Kurt Umbarger, a money manager at T. Rowe Price Group in Baltimore, said the economic outlook for Asia warrants the higher valuations. He favors the region’s financial stocks.

“Asia remains robust relative to other parts of the world,” said Umbarger, whose firm oversees $21 billion internationally.

“That gives us encouragement Asia can make progress in 2005.”

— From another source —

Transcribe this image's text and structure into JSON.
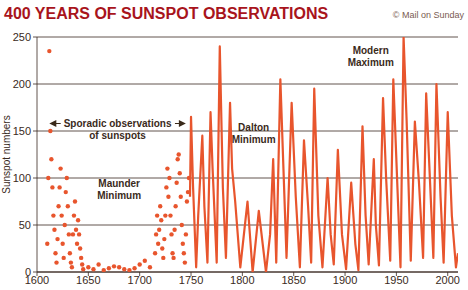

Herro and Welsh use a value approach to find companies whose share prices they think are cheap relative to estimated cash flow, earnings or enterprise value, the price that a potential buyer would pay to acquire a business. Their fund owns no more than 60 companies and tends to hold each stock for at least three years.

The managers “aren’t afraid of building big positions,” Morningstar’s Rocco said. “Their willingness to load up a lot of bargains in a particular sector or region can backfire.”

Peso problems

Value analysis led Herro to seek bigger returns outside Europe in the 1990s.

The fund suffered losses in 1994, when a devaluation of the Mexican peso roiled Latin America.

It lagged again during 1997 and 1998, when currencies plunged across Asia.

“People thought we were crazy at that time for owning so much in Asia,” said Herro, who has a master’s degree in economics from the University of Wisconsin in Milwaukee. “Certainly it paid off.”

GlaxoSmithKline, Europe’s biggest drugmaker, was the Oakmark fund’s largest holding, accounting for 3.6 percent of the fund’s assets on Dec. 31.

Takeda Pharmaceutical, Japan’s largest, and Novartis, the biggest in Switzerland, made up a combined 5.5 percent.

Drug stocks were among the worst performers in 2004 after Merck’s withdrawal of Vioxx spurred industrywide safety concerns.

The Bloomberg World Pharmaceuticals Index, which includes 41 companies, declined 3.5 percent last year.

Herro said he’s sticking to the holdings.

The companies “have a good stream of free cash, and management teams that use that cash wisely to deliver shareholder value,” he said.

Glaxo has spent 1.95 billion pounds repurchasing shares since 2002.

Takeda pledged to allocate more of its earnings to pay dividends. Novartis, based in Basel, Switzerland, has announced plans to use its more than $13 billion of cash to buy back stock.

“All the bad news is in the stocks and none of the good news is,” Herro said. “As value investors, we’re trying to buy good-quality businesses at low prices.”